Self-driving tractor spraying crops in a field
With their ‘Hands Free Hectare’ project, the researchers wanted to automate every stage of crop production, from planting to monitoring, and harvesting

Bugs for lunch? Crickets could soon be on our plates

Unlike the Hands Free Hectare project, which focused on barley, Texas-based startup Aspire offers something completely different. And those with sensitive stomachs might not like the idea. Aspire is working on farming crickets (yes, the same crickets that provide the ‘background music’ in your garden on sultry summer nights), which might become our go-to food in the next few years. Aspire’s cricket factory, which opened its doors in August this year, is leveraging technology to automate production. Instead of using a workforce limited by human needs such as food and sleep, the company integrated a robotic system that can monitor and feed the crickets 24 hours a day. Thanks to sensor technology, any time the crickets need more food, the robotic module will be there to provide it. The sensors of this ‘cricket mommy’ also proved to be useful for monitoring the cricket babies’ life stages, from hatching to adulthood. Using such tech, Aspire managed to increase its production and decrease labour costs, bringing this rather gross but excellent source of protein closer to markets around the globe.

The company is planning to expand its cricket farm within the next two years. Its current area is about 2,300 m2, which enables them to produce 22 million crickets per month. But by the end of 2019, the company hopes to expand to an area of 23,000 m2. For Aspire, producing crickets for human consumption isn’t just a weird trend. Instead, they see it as a better, greener alternative to the food we have on our plates. Crickets are a high-protein food, and rich in critical nutrients like calcium and iron.
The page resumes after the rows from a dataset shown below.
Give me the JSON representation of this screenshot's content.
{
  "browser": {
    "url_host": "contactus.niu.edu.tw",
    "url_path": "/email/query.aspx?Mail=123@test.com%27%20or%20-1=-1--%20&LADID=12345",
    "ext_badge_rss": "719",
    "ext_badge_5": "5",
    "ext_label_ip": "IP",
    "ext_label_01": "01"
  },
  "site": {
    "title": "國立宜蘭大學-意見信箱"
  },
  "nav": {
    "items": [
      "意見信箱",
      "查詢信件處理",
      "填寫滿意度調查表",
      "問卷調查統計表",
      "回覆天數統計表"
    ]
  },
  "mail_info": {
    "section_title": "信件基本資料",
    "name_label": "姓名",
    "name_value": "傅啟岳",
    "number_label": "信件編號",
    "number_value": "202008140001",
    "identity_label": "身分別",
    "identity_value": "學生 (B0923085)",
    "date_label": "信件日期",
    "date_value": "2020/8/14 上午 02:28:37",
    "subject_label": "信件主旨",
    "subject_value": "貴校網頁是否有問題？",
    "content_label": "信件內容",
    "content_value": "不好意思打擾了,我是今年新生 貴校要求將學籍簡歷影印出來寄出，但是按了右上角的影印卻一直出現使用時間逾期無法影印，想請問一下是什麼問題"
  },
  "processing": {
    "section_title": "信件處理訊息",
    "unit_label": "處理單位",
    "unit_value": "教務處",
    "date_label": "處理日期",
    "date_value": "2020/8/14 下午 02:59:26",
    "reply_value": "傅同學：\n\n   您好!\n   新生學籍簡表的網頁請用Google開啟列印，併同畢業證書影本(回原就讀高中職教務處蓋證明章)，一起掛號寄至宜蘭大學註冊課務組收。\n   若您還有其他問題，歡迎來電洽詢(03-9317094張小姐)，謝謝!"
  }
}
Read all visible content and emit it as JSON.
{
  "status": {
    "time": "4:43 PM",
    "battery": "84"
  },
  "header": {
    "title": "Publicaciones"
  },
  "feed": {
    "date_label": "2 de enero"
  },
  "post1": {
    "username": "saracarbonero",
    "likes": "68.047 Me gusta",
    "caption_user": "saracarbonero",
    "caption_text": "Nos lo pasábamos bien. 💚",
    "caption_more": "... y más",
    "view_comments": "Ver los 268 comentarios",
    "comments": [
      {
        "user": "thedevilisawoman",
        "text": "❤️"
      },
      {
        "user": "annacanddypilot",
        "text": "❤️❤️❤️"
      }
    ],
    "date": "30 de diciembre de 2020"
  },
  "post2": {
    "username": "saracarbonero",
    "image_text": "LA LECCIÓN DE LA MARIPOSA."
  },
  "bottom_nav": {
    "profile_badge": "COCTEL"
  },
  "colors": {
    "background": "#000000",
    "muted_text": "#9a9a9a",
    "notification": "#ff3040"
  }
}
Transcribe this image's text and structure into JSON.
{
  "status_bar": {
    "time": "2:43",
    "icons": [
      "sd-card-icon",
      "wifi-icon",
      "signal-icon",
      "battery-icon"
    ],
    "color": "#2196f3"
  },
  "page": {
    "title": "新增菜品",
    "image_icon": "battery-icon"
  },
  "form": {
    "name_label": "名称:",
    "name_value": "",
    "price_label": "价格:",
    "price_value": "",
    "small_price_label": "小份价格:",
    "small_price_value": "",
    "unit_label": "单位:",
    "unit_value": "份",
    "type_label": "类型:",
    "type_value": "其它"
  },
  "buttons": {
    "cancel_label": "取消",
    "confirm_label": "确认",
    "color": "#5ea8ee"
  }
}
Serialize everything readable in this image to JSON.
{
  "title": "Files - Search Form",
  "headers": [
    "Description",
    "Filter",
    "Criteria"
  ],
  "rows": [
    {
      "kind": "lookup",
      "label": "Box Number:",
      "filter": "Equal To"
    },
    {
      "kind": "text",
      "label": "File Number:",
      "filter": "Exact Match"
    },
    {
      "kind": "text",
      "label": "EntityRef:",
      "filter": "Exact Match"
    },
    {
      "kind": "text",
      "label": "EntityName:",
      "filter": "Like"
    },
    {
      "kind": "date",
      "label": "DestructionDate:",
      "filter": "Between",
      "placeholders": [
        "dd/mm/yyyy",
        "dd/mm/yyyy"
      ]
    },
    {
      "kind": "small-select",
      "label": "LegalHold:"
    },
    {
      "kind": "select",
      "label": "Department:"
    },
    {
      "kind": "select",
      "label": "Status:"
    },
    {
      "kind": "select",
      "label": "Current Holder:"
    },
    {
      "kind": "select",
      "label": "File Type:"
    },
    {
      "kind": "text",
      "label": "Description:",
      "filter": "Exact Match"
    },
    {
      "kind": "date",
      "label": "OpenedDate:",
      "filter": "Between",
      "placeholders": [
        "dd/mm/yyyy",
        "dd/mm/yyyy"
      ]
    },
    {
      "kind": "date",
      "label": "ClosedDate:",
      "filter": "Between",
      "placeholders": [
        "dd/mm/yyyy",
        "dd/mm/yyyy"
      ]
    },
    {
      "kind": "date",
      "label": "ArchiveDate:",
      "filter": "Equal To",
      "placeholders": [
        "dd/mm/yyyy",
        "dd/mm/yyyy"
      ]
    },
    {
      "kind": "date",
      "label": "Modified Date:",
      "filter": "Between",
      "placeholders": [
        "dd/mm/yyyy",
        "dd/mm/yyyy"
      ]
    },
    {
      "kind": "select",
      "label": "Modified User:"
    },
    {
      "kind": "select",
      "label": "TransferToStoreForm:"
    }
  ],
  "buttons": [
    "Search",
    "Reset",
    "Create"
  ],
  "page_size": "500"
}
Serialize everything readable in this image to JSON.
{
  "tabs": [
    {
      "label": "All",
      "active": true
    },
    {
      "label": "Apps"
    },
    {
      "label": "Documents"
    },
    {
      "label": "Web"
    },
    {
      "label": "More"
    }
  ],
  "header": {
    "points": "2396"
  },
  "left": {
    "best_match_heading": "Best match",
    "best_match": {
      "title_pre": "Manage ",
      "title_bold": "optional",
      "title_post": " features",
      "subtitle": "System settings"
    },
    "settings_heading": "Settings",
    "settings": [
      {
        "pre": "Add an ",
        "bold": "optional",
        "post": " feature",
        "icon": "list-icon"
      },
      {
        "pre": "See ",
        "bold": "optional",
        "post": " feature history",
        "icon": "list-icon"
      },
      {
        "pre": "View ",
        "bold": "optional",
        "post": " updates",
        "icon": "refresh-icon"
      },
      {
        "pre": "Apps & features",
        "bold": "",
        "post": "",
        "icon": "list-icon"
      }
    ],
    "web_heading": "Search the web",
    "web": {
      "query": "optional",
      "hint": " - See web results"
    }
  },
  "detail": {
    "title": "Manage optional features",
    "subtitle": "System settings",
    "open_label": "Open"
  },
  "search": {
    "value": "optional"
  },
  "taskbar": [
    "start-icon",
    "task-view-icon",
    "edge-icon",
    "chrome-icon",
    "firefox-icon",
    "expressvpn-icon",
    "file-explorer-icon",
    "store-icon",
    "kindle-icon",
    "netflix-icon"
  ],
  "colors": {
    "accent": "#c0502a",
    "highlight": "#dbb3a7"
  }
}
And above all, they don’t require large amounts of food and water to grow, in contrast to the cows, pigs, and chickens we now consume.

High-tech harvesting heralds a bright farming future

The perfect example of how future farms might work is provided by Taylor Farms, one of the biggest producers of freshly-picked fruits and vegetables in North America. Taylor Farms harvests around 680,000 kilograms of lettuce every day in the Salinas Valley, an agricultural region in California. To make the entire process quick and efficient, it relies on autonomous equipment. For instance, its automated harvester eliminates the need for human workers, who used to spend eight or more hours a day harvesting the lettuces. The machine uses computer vision to recognise the lettuce before cutting it with a water jet system. The produce is then lifted to the top of the harvesting platform where workers can sort it. Later, in its packing plant, a robotic arm packs 60 to 80 lettuces per minute. Using robotic machinery in the packing stage is especially important for food safety, because, unlike human workers, robotic arms are less likely to transfer bacteria to the food. So far, Taylor Farms used this automated system only for harvesting romaine lettuce, but they’re planning to try it on iceberg lettuce as well – a bigger challenge since it’s more delicate.

Changing the face of farming one step at a time

As population growth and climate change continue to disrupt the agricultural sector, the adoption of new tech and new farming methods is inevitable. Automated farming practices are saving both time and money, making them a feasible option for farmers. But concerns have been raised over whether or not that giant step toward robotic farming might make humans obsolete. According to Kieren Walsh, an agronomist on the Hands Free Hectare project, we don’t need to worry, because human workers will still have their place in the agriculture industry in the future. After all, who’s going to monitor all that machinery? Although innovations will be fast and furious, it’ll take some time before modern farming transforms itself into a truly automated industry.